Il ruolo del Fondatore nella costruzione della diversità
Leah Solivan, fondatrice di Taskrabbit e Precedent.VC, sottolinea che la diversità deve essere integrata nel DNA di un’azienda fin dalla prima assunzione. Mentre Taskrabbit passava da un’operazione bootstrap a leader della gig economy, il team di Solivan ha consapevolmente dato priorità a talenti diversificati per ogni posizione.
“Se lo fai dall’inizio, diventa più facile, perché la cultura che si crea, il team che si costruisce, la rete che si costruisce come azienda, è più diversificata e si autoalimenta. Diventa un ecosistema.”
La realtà è che il pool di talenti di ogni startup rispecchia la rete del fondatore. Ciò significa che il cambiamento sistemico nella tecnologia inizia da chi controlla il capitale.

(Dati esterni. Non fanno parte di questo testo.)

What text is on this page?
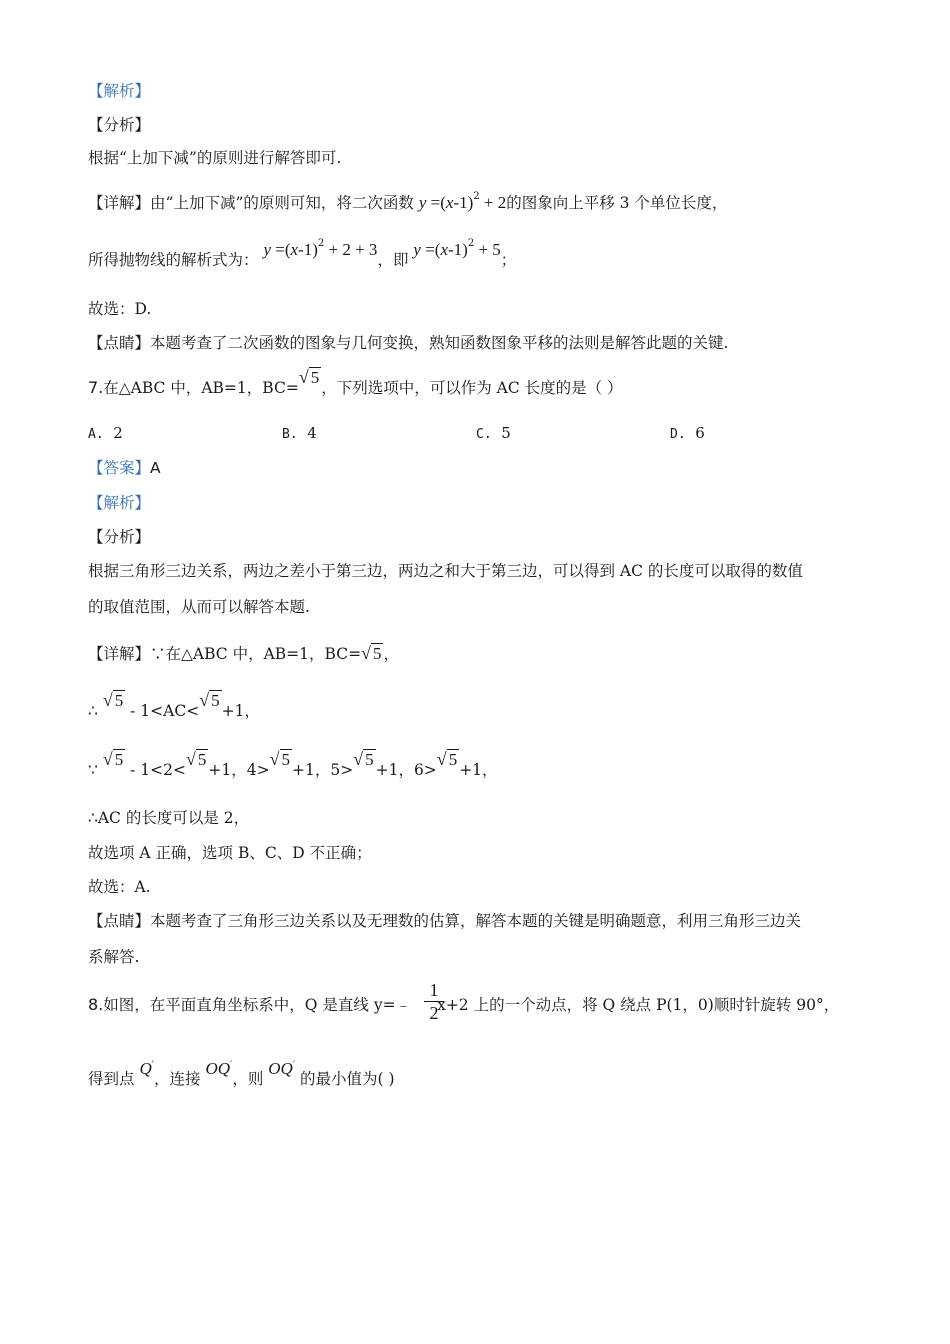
【解析】
【分析】
根据“上加下减”的原则进行解答即可.
【详解】由“上加下减”的原则可知，将二次函数 $y =(x-1)^2 + 2$的图象向上平移 3 个单位长度，
所得抛物线的解析式为： $y =(x-1)^2 + 2 + 3$，即 $y =(x-1)^2 + 5$；
故选：D.
【点睛】本题考查了二次函数的图象与几何变换，熟知函数图象平移的法则是解答此题的关键.
7.在△ABC 中，AB=1，BC=√ 5，下列选项中，可以作为 AC 长度的是（ ）
A. 2	B. 4	C. 5	D. 6
【答案】A
【解析】
【分析】
根据三角形三边关系，两边之差小于第三边，两边之和大于第三边，可以得到 AC 的长度可以取得的数值
的取值范围，从而可以解答本题.
【详解】∵在△ABC 中，AB=1，BC=√ 5 ，
∴ √ 5 - 1<AC<√ 5+1，
∵ √ 5 - 1<2<√ 5+1，4>√ 5+1，5>√ 5+1，6>√ 5+1，
∴AC 的长度可以是 2，
故选项 A 正确，选项 B、C、D 不正确；
故选：A.
【点睛】本题考查了三角形三边关系以及无理数的估算，解答本题的关键是明确题意，利用三角形三边关
系解答.
8.如图，在平面直角坐标系中，Q 是直线 y=﹣ x+2 上的一个动点，将 Q 绕点 P(1，0)顺时针旋转 90°，
$\frac{1}{2}$
得到点 Q′，连接 OQ′，则 OQ′ 的最小值为( )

Il flusso di denaro determina in ultima analisi quali fondatori ricevono finanziamenti, e gli attuali pregiudizi nel capitale di rischio influenzano in modo significativo chi ottiene un posto al tavolo.
La pipeline di finanziamento: dai soci accomandanti ai fondatori
Solivan spiega che il denaro proviene da soci accomandanti, che poi assegnano fondi ai venture capitalist. Questi VC, a loro volta, scelgono in quali fondatori investire. Questa struttura gerarchica significa che i pregiudizi sottostanti a ogni livello – dai soci accomandanti agli stessi VC – hanno un impatto diretto sulla diversità dell’ecosistema delle startup.

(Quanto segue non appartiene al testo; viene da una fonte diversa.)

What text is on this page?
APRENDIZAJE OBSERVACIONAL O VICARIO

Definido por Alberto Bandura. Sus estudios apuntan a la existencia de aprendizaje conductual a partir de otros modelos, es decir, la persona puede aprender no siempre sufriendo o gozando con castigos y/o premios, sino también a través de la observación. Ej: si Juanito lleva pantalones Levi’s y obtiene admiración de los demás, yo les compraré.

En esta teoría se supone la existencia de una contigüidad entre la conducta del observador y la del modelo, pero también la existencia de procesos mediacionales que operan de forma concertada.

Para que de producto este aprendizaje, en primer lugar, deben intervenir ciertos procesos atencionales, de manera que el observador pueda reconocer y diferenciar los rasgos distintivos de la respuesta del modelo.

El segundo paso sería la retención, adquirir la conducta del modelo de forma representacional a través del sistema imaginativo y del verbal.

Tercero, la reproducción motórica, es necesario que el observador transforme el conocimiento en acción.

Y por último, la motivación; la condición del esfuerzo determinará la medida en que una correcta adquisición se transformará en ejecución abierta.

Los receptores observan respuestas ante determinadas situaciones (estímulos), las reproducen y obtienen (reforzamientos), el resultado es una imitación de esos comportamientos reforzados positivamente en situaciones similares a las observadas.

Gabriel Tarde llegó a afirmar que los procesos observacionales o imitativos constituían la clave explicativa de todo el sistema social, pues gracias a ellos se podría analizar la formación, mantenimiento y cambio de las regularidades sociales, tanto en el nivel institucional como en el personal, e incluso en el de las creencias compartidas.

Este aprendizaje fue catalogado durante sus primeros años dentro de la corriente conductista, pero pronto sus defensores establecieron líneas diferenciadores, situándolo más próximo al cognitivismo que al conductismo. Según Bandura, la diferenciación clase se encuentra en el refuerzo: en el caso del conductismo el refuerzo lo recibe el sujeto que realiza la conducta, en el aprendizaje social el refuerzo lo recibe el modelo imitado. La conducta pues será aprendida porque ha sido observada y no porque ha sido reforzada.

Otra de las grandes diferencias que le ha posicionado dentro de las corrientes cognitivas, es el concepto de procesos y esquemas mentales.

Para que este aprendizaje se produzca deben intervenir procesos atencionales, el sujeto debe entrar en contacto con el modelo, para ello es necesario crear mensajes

Passaggi pratici per l’assunzione intenzionale
Solivan suggerisce passi concreti per superare queste barriere. I fondatori dovrebbero mirare a uno squilibrio deliberato nella revisione dei curriculum (ad esempio, due candidate donne per ogni candidato uomo) e ampliare attivamente le loro reti di reclutamento. Altrettanto importante è promuovere individui provenienti da contesti diversi in posizioni di leadership.

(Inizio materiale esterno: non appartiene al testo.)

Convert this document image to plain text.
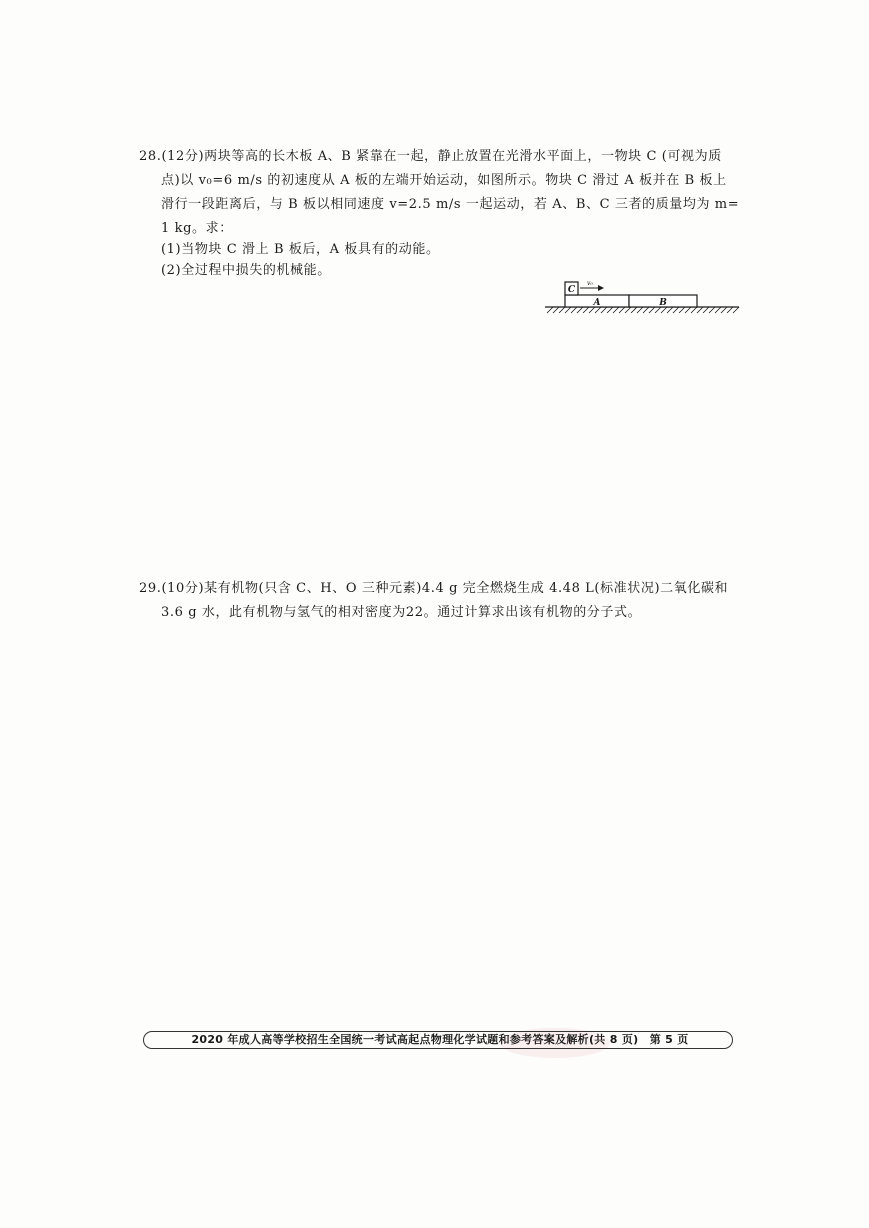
28.(12分)两块等高的长木板 A、B 紧靠在一起，静止放置在光滑水平面上，一物块 C (可视为质
点)以 v₀=6 m/s 的初速度从 A 板的左端开始运动，如图所示。物块 C 滑过 A 板并在 B 板上
滑行一段距离后，与 B 板以相同速度 v=2.5 m/s 一起运动，若 A、B、C 三者的质量均为 m=
1 kg。求：
(1)当物块 C 滑上 B 板后，A 板具有的动能。
(2)全过程中损失的机械能。
A	B
C
v₀
29.(10分)某有机物(只含 C、H、O 三种元素)4.4 g 完全燃烧生成 4.48 L(标准状况)二氧化碳和
3.6 g 水，此有机物与氢气的相对密度为22。通过计算求出该有机物的分子式。
2020 年成人高等学校招生全国统一考试高起点物理化学试题和参考答案及解析(共 8 页)　第 5 页
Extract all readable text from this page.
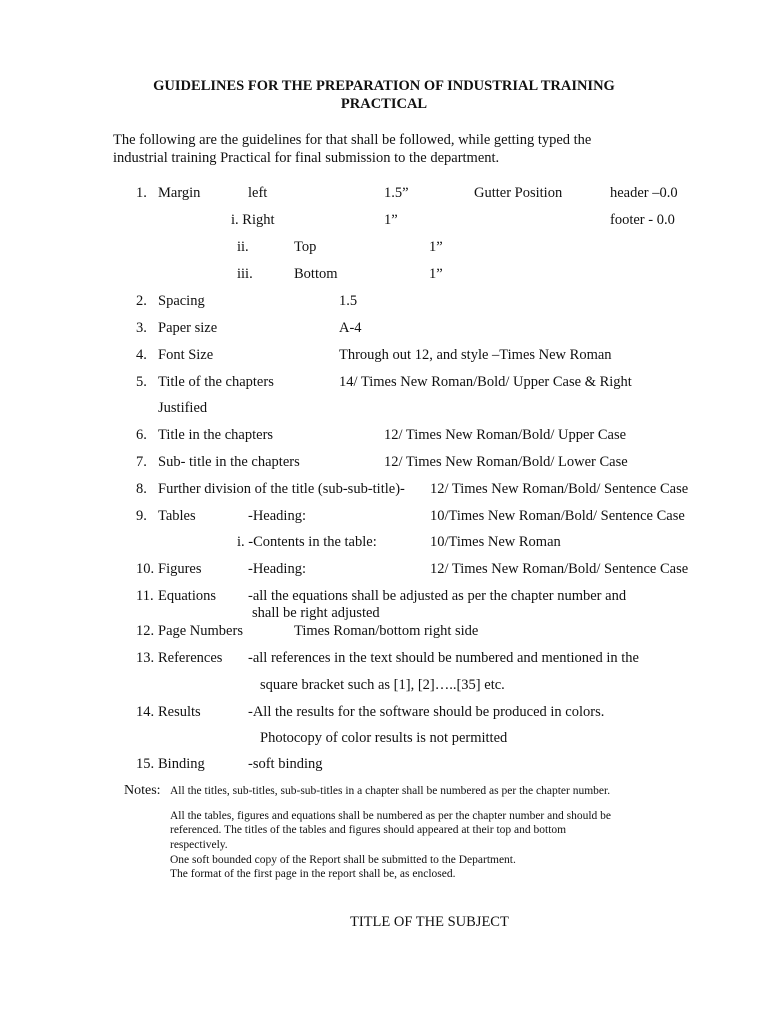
GUIDELINES FOR THE PREPARATION OF INDUSTRIAL TRAINING
PRACTICAL
The following are the guidelines for that shall be followed, while getting typed the
industrial training Practical for final submission to the department.
1. Margin	left	1.5”	Gutter Position	header –0.0
i. Right	1”	footer - 0.0
ii.	Top	1”
iii.	Bottom	1”
2. Spacing	1.5
3. Paper size	A-4
4. Font Size	Through out 12, and style –Times New Roman
5. Title of the chapters	14/ Times New Roman/Bold/ Upper Case & Right
Justified
6. Title in the chapters	12/ Times New Roman/Bold/ Upper Case
7. Sub- title in the chapters	12/ Times New Roman/Bold/ Lower Case
8. Further division of the title (sub-sub-title)- 12/ Times New Roman/Bold/ Sentence Case
9. Tables	-Heading:	10/Times New Roman/Bold/ Sentence Case
i. -Contents in the table:	10/Times New Roman
10. Figures	-Heading:	12/ Times New Roman/Bold/ Sentence Case
11. Equations -all the equations shall be adjusted as per the chapter number and
shall be right adjusted
12. Page Numbers	Times Roman/bottom right side
13. References -all references in the text should be numbered and mentioned in the
square bracket such as [1], [2]…..[35] etc.
14. Results	-All the results for the software should be produced in colors.
Photocopy of color results is not permitted
15. Binding	-soft binding
Notes: All the titles, sub-titles, sub-sub-titles in a chapter shall be numbered as per the chapter number.
All the tables, figures and equations shall be numbered as per the chapter number and should be
referenced. The titles of the tables and figures should appeared at their top and bottom
respectively.
One soft bounded copy of the Report shall be submitted to the Department.
The format of the first page in the report shall be, as enclosed.
TITLE OF THE SUBJECT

“Stai chiedendo a qualcuno di scendere dal bordo di un dirupo: costruiamo una rete in cui possa saltare.”
Questi passaggi richiedono una mentalità proattiva, che riconosca le sfide affrontate dai gruppi sottorappresentati e fornisca supporto per aiutarli ad avere successo. Aspettare le fasi successive per affrontare la diversità è spesso troppo tardi; la cultura e la rete sono già consolidate.
In definitiva, la creazione di un settore tecnologico più inclusivo richiede un cambiamento fondamentale nel modo in cui viene allocato il capitale. Il sistema attuale perpetua la disuguaglianza, ma le pratiche di assunzione intenzionali e le diverse decisioni di investimento possono interrompere il ciclo.